The AFR reported Credit Suisse equities analyst Adnan Kucukalic as saying that “after the beginning of the ban on short selling the market continued to sell off in a very, very aggressive fashion. The biggest sell-off was during the time when short selling was actually banned.”

The negative market performance since the ban was introduced indicates that hedge funds and short sellers may have been unfairly demonised and blamed for the wild price swings in the market.

But the ban has not stopped the massive sell-off and analysts doubt whether it has helped reduce volatility in the market, as many stocks continue to reach new lows; some experts, including VanMac Group’s Managing Director Scott MacDonald, have even said that the ban has made no beneficial difference to the market.

“It seems to have had the opposite effect on volatility,” he comments. “There now appears to be less liquidity in equity markets, yet they have become more volatile. Perhaps we need to look elsewhere for the cause of the volatility and allow short selling up to a pre-determined level.”

In the same article Eley Griffiths director and portfolio manager Ben Griffiths argued that the price action had shown that long-only players can be just as destructive.

Throwing further doubt on any positive outcomes of the ban is that the Australian market fell further than its global peers during the same period.

Market watchers believe the ban on short selling, which has been tipped to be extended, should be modified so that more disclosure would ensure the market was not distorted. Adnan Kucukalic believes that regulators needed to thwart the ability of funds that gang up on a stock and create a massive amount of pressure on its price. And other pundits and hedge fund managers are shaking their heads in disbelieve at the naivety of the financial regulators.

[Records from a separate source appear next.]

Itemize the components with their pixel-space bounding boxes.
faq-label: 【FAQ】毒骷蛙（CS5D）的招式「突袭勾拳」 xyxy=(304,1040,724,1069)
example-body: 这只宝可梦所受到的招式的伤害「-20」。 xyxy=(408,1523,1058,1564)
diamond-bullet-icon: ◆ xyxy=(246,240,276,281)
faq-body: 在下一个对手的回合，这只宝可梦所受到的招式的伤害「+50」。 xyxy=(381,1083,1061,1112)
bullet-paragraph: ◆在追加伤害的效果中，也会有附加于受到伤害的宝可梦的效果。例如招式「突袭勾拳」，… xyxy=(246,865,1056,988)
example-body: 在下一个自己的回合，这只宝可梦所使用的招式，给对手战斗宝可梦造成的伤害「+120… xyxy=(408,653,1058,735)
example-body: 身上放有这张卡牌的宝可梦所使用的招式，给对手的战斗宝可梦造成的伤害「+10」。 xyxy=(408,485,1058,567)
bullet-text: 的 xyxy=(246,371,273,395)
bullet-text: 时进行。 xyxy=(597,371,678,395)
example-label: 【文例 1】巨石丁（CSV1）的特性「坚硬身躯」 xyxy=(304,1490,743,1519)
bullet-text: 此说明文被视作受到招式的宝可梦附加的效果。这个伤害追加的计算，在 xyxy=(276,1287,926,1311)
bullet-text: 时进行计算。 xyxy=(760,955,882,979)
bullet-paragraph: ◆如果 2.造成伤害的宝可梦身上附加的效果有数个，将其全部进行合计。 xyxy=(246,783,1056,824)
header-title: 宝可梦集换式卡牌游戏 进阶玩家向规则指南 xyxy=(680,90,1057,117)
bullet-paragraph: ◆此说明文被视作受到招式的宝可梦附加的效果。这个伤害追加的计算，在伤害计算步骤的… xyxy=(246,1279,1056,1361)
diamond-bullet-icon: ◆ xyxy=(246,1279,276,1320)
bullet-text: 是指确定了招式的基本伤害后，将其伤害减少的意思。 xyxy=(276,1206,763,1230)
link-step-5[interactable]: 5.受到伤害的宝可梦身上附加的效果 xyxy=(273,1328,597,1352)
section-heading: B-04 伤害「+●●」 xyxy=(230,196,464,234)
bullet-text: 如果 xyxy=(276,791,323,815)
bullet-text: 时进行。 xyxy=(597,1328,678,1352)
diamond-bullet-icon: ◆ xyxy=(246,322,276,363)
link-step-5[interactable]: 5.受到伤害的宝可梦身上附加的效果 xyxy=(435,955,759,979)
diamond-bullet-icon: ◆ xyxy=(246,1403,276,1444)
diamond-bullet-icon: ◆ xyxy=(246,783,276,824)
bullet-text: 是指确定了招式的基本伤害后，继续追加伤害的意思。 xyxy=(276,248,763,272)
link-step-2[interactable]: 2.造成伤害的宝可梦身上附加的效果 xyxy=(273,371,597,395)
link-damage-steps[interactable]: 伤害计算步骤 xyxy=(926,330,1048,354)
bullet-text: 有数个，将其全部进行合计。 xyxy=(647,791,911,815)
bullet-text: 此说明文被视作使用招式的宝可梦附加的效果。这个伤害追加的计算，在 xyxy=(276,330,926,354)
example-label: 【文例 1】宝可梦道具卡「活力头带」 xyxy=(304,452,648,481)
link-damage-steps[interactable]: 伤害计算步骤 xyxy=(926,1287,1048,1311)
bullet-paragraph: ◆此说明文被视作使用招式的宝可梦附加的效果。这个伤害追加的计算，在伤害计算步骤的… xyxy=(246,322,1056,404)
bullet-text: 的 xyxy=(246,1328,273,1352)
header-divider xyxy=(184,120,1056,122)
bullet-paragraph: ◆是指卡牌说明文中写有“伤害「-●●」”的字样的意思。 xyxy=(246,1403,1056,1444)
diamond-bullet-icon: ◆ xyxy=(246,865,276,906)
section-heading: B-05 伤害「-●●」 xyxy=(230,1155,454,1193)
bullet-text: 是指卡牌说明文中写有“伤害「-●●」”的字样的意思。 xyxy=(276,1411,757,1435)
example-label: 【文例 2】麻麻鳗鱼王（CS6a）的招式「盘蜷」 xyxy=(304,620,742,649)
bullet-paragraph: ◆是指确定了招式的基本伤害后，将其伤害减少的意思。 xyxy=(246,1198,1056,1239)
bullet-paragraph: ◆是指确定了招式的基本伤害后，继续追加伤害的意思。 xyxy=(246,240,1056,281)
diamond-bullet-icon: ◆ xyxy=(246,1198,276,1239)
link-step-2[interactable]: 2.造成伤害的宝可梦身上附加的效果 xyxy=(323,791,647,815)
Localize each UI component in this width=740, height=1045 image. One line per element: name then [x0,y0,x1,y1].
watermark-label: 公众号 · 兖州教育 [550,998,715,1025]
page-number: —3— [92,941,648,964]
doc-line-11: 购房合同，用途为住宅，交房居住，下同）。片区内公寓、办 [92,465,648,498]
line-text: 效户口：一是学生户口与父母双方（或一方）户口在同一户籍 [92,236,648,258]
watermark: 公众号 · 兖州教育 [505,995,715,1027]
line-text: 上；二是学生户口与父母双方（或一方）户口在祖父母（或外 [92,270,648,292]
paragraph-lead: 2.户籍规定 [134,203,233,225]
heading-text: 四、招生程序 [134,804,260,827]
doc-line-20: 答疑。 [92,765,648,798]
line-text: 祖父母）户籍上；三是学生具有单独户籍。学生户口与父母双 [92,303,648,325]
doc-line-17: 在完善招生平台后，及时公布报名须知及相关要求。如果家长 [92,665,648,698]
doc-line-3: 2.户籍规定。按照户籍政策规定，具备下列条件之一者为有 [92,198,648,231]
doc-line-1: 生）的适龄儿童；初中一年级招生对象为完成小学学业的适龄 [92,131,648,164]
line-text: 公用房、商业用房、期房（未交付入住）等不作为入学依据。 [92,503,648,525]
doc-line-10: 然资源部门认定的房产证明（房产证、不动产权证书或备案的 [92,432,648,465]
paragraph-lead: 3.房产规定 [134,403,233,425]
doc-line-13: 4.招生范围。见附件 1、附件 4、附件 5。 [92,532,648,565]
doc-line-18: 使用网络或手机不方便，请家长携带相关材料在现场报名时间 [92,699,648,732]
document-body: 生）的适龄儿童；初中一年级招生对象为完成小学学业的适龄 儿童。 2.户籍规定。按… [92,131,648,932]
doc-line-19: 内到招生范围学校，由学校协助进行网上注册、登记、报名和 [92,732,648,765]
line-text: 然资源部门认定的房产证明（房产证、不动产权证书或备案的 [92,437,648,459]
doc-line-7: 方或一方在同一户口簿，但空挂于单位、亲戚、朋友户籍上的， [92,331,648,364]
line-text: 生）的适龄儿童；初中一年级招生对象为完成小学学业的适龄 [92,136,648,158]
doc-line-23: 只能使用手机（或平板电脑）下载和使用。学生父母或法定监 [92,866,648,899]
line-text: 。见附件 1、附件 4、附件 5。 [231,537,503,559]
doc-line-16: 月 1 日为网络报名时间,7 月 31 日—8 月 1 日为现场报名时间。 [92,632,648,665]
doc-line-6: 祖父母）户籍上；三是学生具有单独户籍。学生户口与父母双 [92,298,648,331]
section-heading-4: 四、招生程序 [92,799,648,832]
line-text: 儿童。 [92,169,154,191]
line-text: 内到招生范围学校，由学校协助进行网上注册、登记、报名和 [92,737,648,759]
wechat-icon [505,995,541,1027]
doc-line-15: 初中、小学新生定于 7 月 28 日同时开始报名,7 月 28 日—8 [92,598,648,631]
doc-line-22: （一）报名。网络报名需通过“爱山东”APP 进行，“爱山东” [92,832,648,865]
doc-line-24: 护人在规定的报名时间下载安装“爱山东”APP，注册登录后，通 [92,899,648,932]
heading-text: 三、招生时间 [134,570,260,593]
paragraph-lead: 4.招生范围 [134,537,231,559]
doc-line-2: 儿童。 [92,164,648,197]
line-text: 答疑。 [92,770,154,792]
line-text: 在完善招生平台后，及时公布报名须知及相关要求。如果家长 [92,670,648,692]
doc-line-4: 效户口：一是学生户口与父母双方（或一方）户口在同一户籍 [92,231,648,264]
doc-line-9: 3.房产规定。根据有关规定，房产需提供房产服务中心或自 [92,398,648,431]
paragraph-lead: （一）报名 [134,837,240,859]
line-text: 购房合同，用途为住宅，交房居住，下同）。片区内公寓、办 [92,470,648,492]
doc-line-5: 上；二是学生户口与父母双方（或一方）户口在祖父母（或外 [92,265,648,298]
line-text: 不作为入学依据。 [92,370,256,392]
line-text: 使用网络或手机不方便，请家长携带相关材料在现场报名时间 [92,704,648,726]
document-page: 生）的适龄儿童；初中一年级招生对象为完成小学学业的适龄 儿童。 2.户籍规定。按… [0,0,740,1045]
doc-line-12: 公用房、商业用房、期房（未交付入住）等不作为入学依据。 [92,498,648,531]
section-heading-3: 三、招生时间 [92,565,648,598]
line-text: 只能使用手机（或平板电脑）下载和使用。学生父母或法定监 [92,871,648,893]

Mr MacDonald agrees, adding that short selling is clearly not the cause of the financial crisis nor is it the activities of hedge funds more broadly – it is clear that unlike previous financial crises, such as Asia 1998, hedge funds can no longer be the scapegoats for systemic incompetence, poor business management and the greed of a few arrogant ‘Wall Street’ types that have rocked the global financial system to the core.